Treading along the traditional trial

When you begin alluding everything to one particular aspect of your life, you know it resonates to the core of your being.

When you begin alluding everything to one particular aspect of your life, you know it resonates to the core of your being. The distinguished classical dance practice of Bharatanatyam has become that very all encompassing reference point for dancer Angela Saber-Zaimian, performing at the 16th Lalit Arpan Festival inspired by the Upanishad verse ekam sat viprah bahuda vadanti with an ode to bahuda, the spirit of plurality. “I can draw parallels to the structure and form of Bharatanatyam to everything around me. It’s as though I am an architect of my dance,” she says.

Radha Anjali
Radha Anjali

When Zaimian, who goes by her stage name Radha Anjali, started learning alarippu (traditionally, the first dance piece that Bharatanatyam dancers learn) from dancer Dilnawaz Bana in Vienna in 1969, she wondered if there was a secret behind learning it. When she read stories about ancient temple dancers, how dance was both appreciated and condemned, and sometimes even forbidden, made it very exciting for her to delve into the subject’s history. Studying ballet helped her gain a better understanding of its physicality as she discovered that Bharatanatyam followed a logical structure in postures and movements.

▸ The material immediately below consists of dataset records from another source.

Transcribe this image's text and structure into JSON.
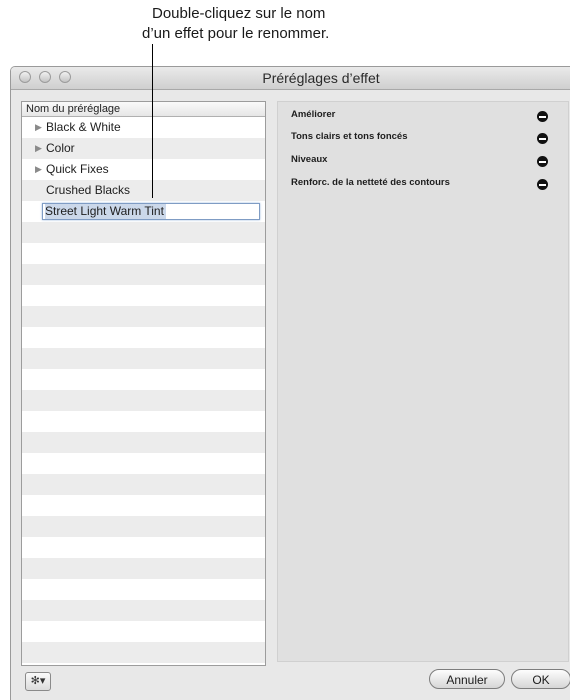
{
  "callout": {
    "line1": "Double-cliquez sur le nom",
    "line2": "d’un effet pour le renommer."
  },
  "window": {
    "title": "Préréglages d’effet"
  },
  "presets": {
    "column_header": "Nom du préréglage",
    "items": [
      {
        "label": "Black & White",
        "disclosure": "triangle-right-icon"
      },
      {
        "label": "Color",
        "disclosure": "triangle-right-icon"
      },
      {
        "label": "Quick Fixes",
        "disclosure": "triangle-right-icon"
      },
      {
        "label": "Crushed Blacks"
      }
    ],
    "editing_value": "Street Light Warm Tint"
  },
  "effects": [
    {
      "label": "Améliorer",
      "remove_icon": "minus-circle-icon"
    },
    {
      "label": "Tons clairs et tons foncés",
      "remove_icon": "minus-circle-icon"
    },
    {
      "label": "Niveaux",
      "remove_icon": "minus-circle-icon"
    },
    {
      "label": "Renforc. de la netteté des contours",
      "remove_icon": "minus-circle-icon"
    }
  ],
  "footer": {
    "gear_icon": "gear-icon",
    "cancel_label": "Annuler",
    "ok_label": "OK"
  }
}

At Lalit Arpan Festival, she will be accompanied by artistes including Gangani Parivar (tabla and pakhawaj jugalbandi), Sanchita Abrol (Kathak), Sunil Mehra and Askari Naqvi (Dastangoi), Zakia Zaheer and Syeda Hameed and Rene Singh (drama, music and storytelling), each presenting an artistic order that embodies things they hold closely.

In her performance, Anjali will personify Shantanu and Ganga, Yudhisthira, Draupadi and Krishna. Her dance group will take the parts of Shakuni, Indra and Yama. The storytelling will be accompanied by images and movie projections. “Though the Mahabharata is an old epic, it still has relevance today, in that nature is cursed, women are fighting for their rights and war is still on,” says the dancer who was born and brought up in Vienna, Austria. She got her education at the Waldorfschule/Rudolf Steiner School in Vienna and later studied Philosophy. She came to India first for the time with her parents in 1972.

She looks forward to all her India visits but loves seeing youngsters pick up classical dance forms and extracting their own unique meaning from it. But she hopes Bharatanatyam survives as there is too much ‘fast food’ dancing these days. “Mixing classical with semi-classical dance is the beginning of an end. There is space for new discoveries within the classical form itself and that’s where my growth lies,” she says. September 21-22, at 7 pm, at Stein Auditorium, India Habitat Centre.